Data Separation Scheme on Lustre Metadata Server based on Multi-stream SSD

As the price of NAND-flash storage decreases, large-scale backend distributed file systems are being constructed as all-flash storage without HDDs. Lustre distributed file system, which has been most widely used in HPC systems, is also being built only with NAND-flash SSDs. In fact, the performance of an SSD can sharply decrease due to the internal garbage collection overhead along with write amplification. Lustre provides Data-on-MDT (DoM) feature, which stores small files directly in Metadata Server (MDS) instead of Object Storage Server (OSS). Despite of its benefit on communication traffic, DoM fills Metadata Target (MDT) much faster, causing garbage collection with write amplification and drastically reduces the performance of MDT. We therefore propose a data separation scheme using multi-stream SSD to mitigate the performance degradation.
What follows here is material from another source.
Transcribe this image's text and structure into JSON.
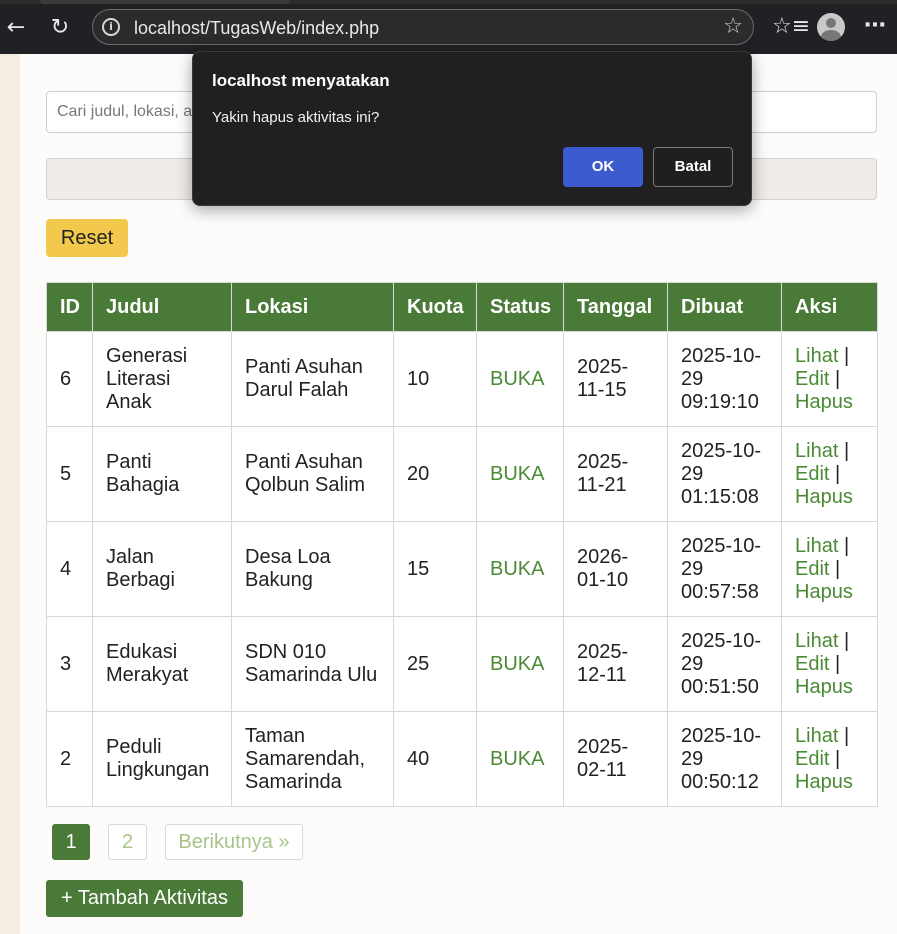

A multi-stream SSD manages a stream as a group of blocks. According to the lifetime of data, we separate the physical placement of DoM data, normal metadata, and journaling data of ldiskfs. By assigning different streams upon these data types with different lifetime, garbage collection overhead can be greatly reduced. Our scheme enhances the I/O throughput of MDT by 70%, the IOPs by 81 % by preventing write amplification.